【「戦略」公開講座報告】「明治時代の感染症パニック―見えない敵とどう闘ってきたのか?―」(1月14日)
2015年1月14日、「シリーズ:日本史最前線―教科書の一歩先―」の第2回目となる講座を開催しました。
今回は感染症をテーマとした講座で、本研究センター研究員の竹原万雄が講師を務めました。以下が、その概略です。
明治時代の日本においてコレラの大流行が起こりました。当時の日本人にとってコレラは新たな感染症であり、多くの犠牲者が出ました。コレラ騒動と呼ばれる騒ぎが生じるほど、社会的に大きな影響を及ぼした病気でした。
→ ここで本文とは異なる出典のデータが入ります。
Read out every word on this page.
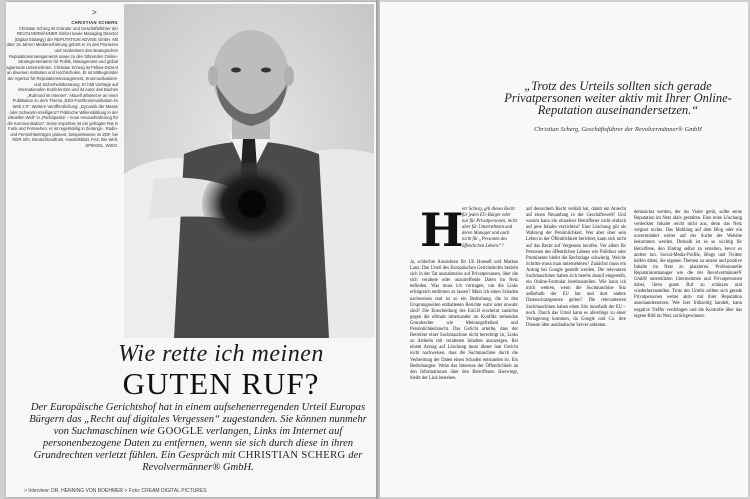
>
CHRISTIAN SCHERG
Christian Scherg ist Gründer und Geschäftsführer der REVOLVERMÄNNER GmbH sowie Managing Director (Digital Strategy) der REPUTATION ADVISE GmbH. Mit über 15 Jahren Medienerfahrung gehört er zu den Pionieren und Vordenkern des strategischen Reputationsmanagements sowie zu den führenden Online-Strategie-Beratern für Politik, Management und global agierende Unternehmen. Christian Scherg ist Fellow-Dozent an diversen Instituten und Hochschulen. Er ist Mitbegründer der Agentur für Reputationsmanagement, Kommunikations- und Sicherheitsberatung. Er hält Vorträge auf internationalen Konferenzen und ist Autor des Buches „Rufmord im Internet“. Aktuell arbeitet er an einer Publikation zu dem Thema „ESG-Fachkommunikation im Web 2.0“. Weitere Veröffentlichung: „Dynamik der Masse oder Schwarm-Intelligenz? Politische Willensbildung in der virtuellen Welt“ in „Partizipation – neue Herausforderung für die Kommunikation“. Seine Expertise ist ein gefragter Rat in Funk und Fernsehen, er ist regelmäßig in Zeitungs-, Radio- und Fernsehbeiträgen präsent, beispielsweise im ZDF, bei NDR Info, Deutschlandfunk, Handelsblatt, FAZ, Die Welt, SPIEGEL, WISO.
Wie rette ich meinen
GUTEN RUF?
Der Europäische Gerichtshof hat in einem aufsehenerregenden Urteil Europas Bürgern das „Recht auf digitales Vergessen“ zugestanden. Sie können nunmehr von Suchmaschinen wie GOOGLE verlangen, Links im Internet auf personenbezogene Daten zu entfernen, wenn sie sich durch diese in ihren Grundrechten verletzt fühlen. Ein Gespräch mit CHRISTIAN SCHERG der Revolvermänner® GmbH.
> Interview: DR. HENNING VON BOEHMER > Foto: CREAM DIGITAL PICTURES
„Trotz des Urteils sollten sich gerade Privatpersonen weiter aktiv mit Ihrer Online-Reputation auseinandersetzen.“
Christian Scherg, Geschäftsführer der Revolvermänner® GmbH
H
err Scherg, gilt dieses Recht für jeden EU-Bürger oder nur für Privatpersonen, nicht aber für Unternehmen und deren Manager und auch nicht für „Personen des öffentlichen Lebens“?

Ja, schlechte Aussichten für Uli Hoeneß und Markus Lanz: Das Urteil des Europäischen Gerichtshofes bezieht sich in der Tat ausnahmslos auf Privatpersonen, über die sich veraltete oder unzutreffende Daten im Netz befinden. Was muss ich vortragen, um die Links erfolgreich entfernen zu lassen? Muss ich einen Schaden nachweisen und ist so ein Bedrohung, die in den Ursprungsseiten enthaltenen Berichte wahr oder unwahr sind? Die Entscheidung des EuGH erscheint zunächst gegen die oftmals miteinander im Konflikt stehenden Grundrechte wie Meinungsfreiheit und Persönlichkeitsrecht. Das Gericht urteilte, dass der Betreiber einer Suchmaschine nicht berechtigt ist, Links zu Artikeln mit veralteten Inhalten anzuzeigen. Bei einem Antrag auf Löschung muss dieser laut Gericht nicht nachweisen, dass die Suchmaschine durch die Verbreitung der Daten einen Schaden entstanden ist. Ein Bedrohungen: Wenn das Interesse der Öffentlichkeit an den Informationen über den Betroffenen überwiegt, bleibt der Link bestehen.

auf deutschem Recht verhält hat, damit ein Anrecht auf einen Neuanfang in der Geschäftswelt? Und warum kann ein einzelner Betroffener nicht einfach auf jene Inhalte verzichten? Eine Löschung gilt als Wahrung der Persönlichkeit. Wer aber über sein Leben in der Öffentlichkeit berichtet, kann sich nicht auf das Recht auf Vergessen berufen. Vor allem für Personen des öffentlichen Lebens wie Politiker oder Prominente bleibt die Rechtslage schwierig. Welche Schritte muss man unternehmen? Zunächst muss ein Antrag bei Google gestellt werden. Die relevanten Suchmaschinen haben sich bereits darauf eingestellt, ein Online-Formular bereitzustellen. Wie kann ich mich wehren, wenn die Suchmaschine Sitz außerhalb der EU hat und dort andere Datenschutzgesetze gelten? Die relevantesten Suchmaschinen haben einen Sitz innerhalb der EU – noch. Durch das Urteil kann es allerdings zu einer Verlagerung kommen, da Google und Co. ihre Dienste über ausländische Server anbieten.

demnächst werden, der ins Visier gerät, sollte seine Reputation im Netz aktiv gestalten. Eine reine Löschung verdeckter Inhalte reicht nicht aus, denn das Netz vergisst nichts. Das Mobbing auf dem Blog oder ein unvermindert weiter auf der Suche der Website bekommen werden. Deshalb ist es so wichtig für Betroffene, den Eintrag selbst zu erstellen, bevor es andere tun. Social-Media-Profile, Blogs und Twitter helfen dabei, die eigenen Themen zu setzen und positive Inhalte im Netz zu platzieren. Professionelle Reputationsmanager wie die der Revolvermänner® GmbH unterstützen Unternehmen und Privatpersonen dabei, ihren guten Ruf zu schützen und wiederherzustellen. Trotz des Urteils sollten sich gerade Privatpersonen weiter aktiv mit ihrer Reputation auseinandersetzen. Wer hier frühzeitig handelt, kann negative Treffer verdrängen und die Kontrolle über das eigene Bild im Netz zurückgewinnen.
その少し以前、幕末に日本で初となる流行があった際には、対処法として飲食物の注意などの養生や、神仏への祈祷・呪いといった手段がとられていたところ、明治期になると隔離や消毒といった新たな予防法が実施されました。当初は、旧来の生活習慣への依拠や、知識不足からくる新たな予防法への誤解・反発といったことが騒動の原因となっていました。
それが、知識の普及にともなって変化していきます。避病院(隔離病棟)への放火、病死人搬送時の自地域通行の遮断などの騒動が起こったのです。それらの行動は、コレラという感染症への無理解によるものではなく、一定程度の理解を前提にし、自らの地域・集落を感染から守るためにとられたものでした。
集落や個人・家族にとっては、自らの集落(生命)を守るのか、自らを犠牲にして「他」を守るのかといった問題があり、行政にとっては管轄地域全体を守るために一定の地域を犠牲にするのか否かといった問題がある。過去にとどまる話ではなく、これから起きるかもしれない感染症の流行や、放射性物質処理の問題などとも関わってくる話である。明治時代のコレラ騒動の分析をふまえたうえで、竹原は、そのように指摘しました。
現に、新型インフルエンザやエボラ出血熱など、人類と感染症との闘いは、相手を変えながら今もなお続いています。本講座で紹介されたような歴史をふまえておくことは、今後のために重要なのではないでしょうか。